Xiongfeng Tang, Cheng Zhang, Meng He, Chi Ma, Deming Guo, Huan Qi, Bo Chen, Kedi Yang, Xianyue Shen, Tak-Man Wong, William Weijia Lu, Yanguo Qin
Department of Orthopaedics, The Second Hospital of Jilin University, Changchun, China.
Department of Orthopaedics and Traumatology, The University of Hong Kong, Hong Kong, Hong Kong SAR, China.
Front Bioeng Biotechnol. 2022 Jun 28;10:856753. doi: 10.3389/fbioe.2022.856753. eCollection 2022.
The diagnosis of osteoporosis is still one of the most critical topics for orthopedic surgeons worldwide. One research direction is to use existing clinical imaging data for accurate measurements of bone mineral density (BMD) without additional radiation. A novel phantom-less quantitative computed tomography (PL-QCT) system was developed to measure BMD and diagnose osteoporosis, as our previous study reported. Compared with traditional phantom-less QCT, this tool can conduct an automatic selection of body tissues and complete the BMD calibration with high efficacy and precision. The function has great advantages in big data screening and thus expands the scope of use of this novel PL-QCT. In this study, we utilized lung cancer or COVID-19 screening low-dose computed tomography (LDCT) of 649 patients for BMD calibration by the novel PL-QCT, and we made the BMD changes with age based on this PL-QCT. The results show that the novel PL-QCT can predict osteoporosis with relatively high accuracy and precision using LDCT, and the AUC values range from 0.68 to 0.88 with DXA results as diagnosis reference. The relationship between PL-QCT BMD with age is close to the real trend population (from ∼160 mg/cc in less than 30 years old to ∼70 mg/cc in greater than 80 years old for both female and male groups). Additionally, the calculation results of Pearson's r-values for correlation between CT values with BMD in different CT devices were 0.85-0.99. To our knowledge, it is the first time for automatic PL-QCT to evaluate the performance against dual-energy X-ray absorptiometry (DXA) in LDCT images. The results indicate that it may be a promising tool for individuals screened for low-dose chest computed tomography.

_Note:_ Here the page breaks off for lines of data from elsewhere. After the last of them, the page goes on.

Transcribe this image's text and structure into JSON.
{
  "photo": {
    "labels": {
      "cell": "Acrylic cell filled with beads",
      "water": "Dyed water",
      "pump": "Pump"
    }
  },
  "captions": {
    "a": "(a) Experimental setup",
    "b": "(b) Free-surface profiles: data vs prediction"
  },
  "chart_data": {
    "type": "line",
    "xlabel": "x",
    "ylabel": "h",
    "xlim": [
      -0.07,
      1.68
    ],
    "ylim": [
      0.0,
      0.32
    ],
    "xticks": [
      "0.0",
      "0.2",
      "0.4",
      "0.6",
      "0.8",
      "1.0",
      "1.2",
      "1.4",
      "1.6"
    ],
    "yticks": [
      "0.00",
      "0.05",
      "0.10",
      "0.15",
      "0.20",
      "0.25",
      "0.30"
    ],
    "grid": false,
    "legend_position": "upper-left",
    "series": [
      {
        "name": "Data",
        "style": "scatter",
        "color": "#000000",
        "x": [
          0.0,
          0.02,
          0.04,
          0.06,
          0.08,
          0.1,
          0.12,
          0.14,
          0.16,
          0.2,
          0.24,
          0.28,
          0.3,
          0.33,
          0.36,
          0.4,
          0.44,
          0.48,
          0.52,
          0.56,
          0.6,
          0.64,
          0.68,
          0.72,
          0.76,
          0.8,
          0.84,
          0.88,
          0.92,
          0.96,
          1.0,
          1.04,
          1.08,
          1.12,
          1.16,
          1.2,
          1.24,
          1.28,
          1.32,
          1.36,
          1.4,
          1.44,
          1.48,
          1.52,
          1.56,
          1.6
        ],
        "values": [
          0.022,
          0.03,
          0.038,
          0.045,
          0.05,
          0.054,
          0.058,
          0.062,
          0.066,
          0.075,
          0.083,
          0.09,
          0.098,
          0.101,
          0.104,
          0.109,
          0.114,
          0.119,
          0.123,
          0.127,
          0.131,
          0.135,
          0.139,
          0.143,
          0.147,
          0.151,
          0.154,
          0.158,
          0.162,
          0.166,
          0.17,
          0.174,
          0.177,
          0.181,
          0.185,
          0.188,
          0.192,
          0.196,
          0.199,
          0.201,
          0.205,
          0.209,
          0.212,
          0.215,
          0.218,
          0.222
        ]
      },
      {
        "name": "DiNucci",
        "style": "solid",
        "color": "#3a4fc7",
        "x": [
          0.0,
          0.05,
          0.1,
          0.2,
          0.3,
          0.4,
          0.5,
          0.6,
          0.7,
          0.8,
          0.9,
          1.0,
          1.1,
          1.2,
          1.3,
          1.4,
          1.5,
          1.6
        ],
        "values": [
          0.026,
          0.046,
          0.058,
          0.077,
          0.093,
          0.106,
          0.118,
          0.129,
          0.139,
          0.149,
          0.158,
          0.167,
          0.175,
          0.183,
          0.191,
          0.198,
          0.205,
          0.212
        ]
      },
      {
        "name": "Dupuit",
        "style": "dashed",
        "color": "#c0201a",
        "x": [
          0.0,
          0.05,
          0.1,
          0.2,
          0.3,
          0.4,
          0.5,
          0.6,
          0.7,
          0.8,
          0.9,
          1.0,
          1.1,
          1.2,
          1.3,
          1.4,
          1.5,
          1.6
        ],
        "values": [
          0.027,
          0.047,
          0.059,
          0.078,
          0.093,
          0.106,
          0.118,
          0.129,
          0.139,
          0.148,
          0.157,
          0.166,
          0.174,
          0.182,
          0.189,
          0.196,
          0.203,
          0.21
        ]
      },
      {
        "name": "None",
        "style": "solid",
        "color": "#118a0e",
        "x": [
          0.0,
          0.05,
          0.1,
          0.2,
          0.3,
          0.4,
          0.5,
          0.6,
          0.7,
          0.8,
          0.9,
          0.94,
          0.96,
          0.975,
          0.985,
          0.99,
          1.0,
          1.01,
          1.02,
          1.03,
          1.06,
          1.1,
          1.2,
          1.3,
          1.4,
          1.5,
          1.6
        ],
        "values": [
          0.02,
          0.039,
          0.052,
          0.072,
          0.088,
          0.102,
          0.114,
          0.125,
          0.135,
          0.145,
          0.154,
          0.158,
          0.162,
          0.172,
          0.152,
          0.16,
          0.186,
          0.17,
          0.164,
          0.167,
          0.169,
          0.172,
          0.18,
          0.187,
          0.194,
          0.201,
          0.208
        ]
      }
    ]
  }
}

骨质疏松症的诊断仍然是全球骨科医生最为关注的关键课题之一。一个研究方向是利用现有的临床影像数据,在不增加辐射的情况下准确测量骨密度(BMD)。正如我们之前的研究所报道,一种新型的无体模定量计算机断层扫描(PL-QCT)系统被开发出来用于测量骨密度并诊断骨质疏松症。与传统的无体模QCT相比,该工具能够自动选择身体组织,并高效、精确地完成骨密度校准。该功能在大数据筛查方面具有很大优势,从而扩大了这种新型PL-QCT的应用范围。在本研究中,我们利用649例患者的肺癌或新冠病毒病筛查低剂量计算机断层扫描(LDCT)数据,通过新型PL-QCT进行骨密度校准,并基于此PL-QCT得出骨密度随年龄的变化情况。结果表明,新型PL-QCT使用LDCT能够以较高的准确性和精密度预测骨质疏松症,以双能X线吸收法(DXA)结果作为诊断参考时,AUC值范围为0.68至0.88。PL-QCT骨密度与年龄的关系接近真实人群趋势(女性和男性组中,30岁以下约为160mg/cc,80岁以上约为70mg/cc)。此外,不同CT设备中CT值与骨密度之间相关性的Pearson's r值计算结果为0.85 - 0.99。据我们所知,这是首次在LDCT图像中使用自动PL-QCT评估其与双能X线吸收法(DXA)相比的性能。结果表明,它可能是一种用于低剂量胸部计算机断层扫描筛查人群的有前景的工具。